Evolutionary adaptations to avoid being tracked by predators have led to a considerable variation in the diversity of animal color patterns. While some species developed camouflage coloration, enabling them to blend into the background in order to avoid detection, others evolved to exhibit bright colors as conspicuous warning signals that advertise defense mechanisms such as venom, toxicity, or aggression.

The researchers performed a large-scale phylogenetic analysis of over 1,400 amphibian species with known warning coloration along nine different evolutionary models. They discovered that the evolutionary transition from camouflage coloration to aposematism was rarely direct and most likely emerged through a series of intermediary steps in which warning coloration was first hidden and only selectively visible.

According to the scientists, predators encountering such hidden warning signals probably continued to treat permanently aposematic mutants with caution, a phenomenon providing selective pressure for warning coloration to become a permanent adaptation. 

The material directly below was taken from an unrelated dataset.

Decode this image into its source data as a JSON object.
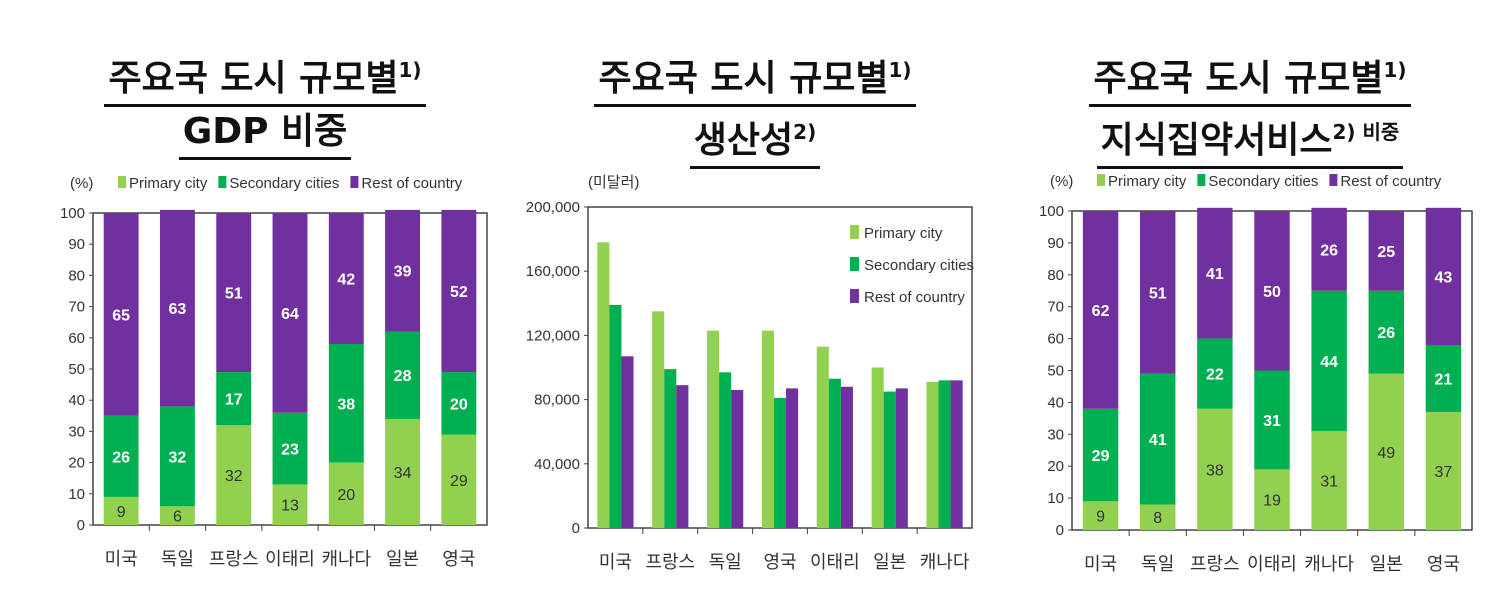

“Macroevolutionary studies on animal coloration should take into account these underappreciated hidden signals, which are both common and widespread across the animal kingdom, to advance our understanding of the evolution of antipredator defenses,” wrote the researchers.

“Indeed, many animal taxa such as snakes, fishes, and a variety of arthropods include species that are cryptic, aposematic, and have hidden conspicuous signals. We therefore encourage follow-up studies in other taxa to evaluate the generality of the steppingstone hypothesis as a route to aposematism.”

The study is published in the journal Science.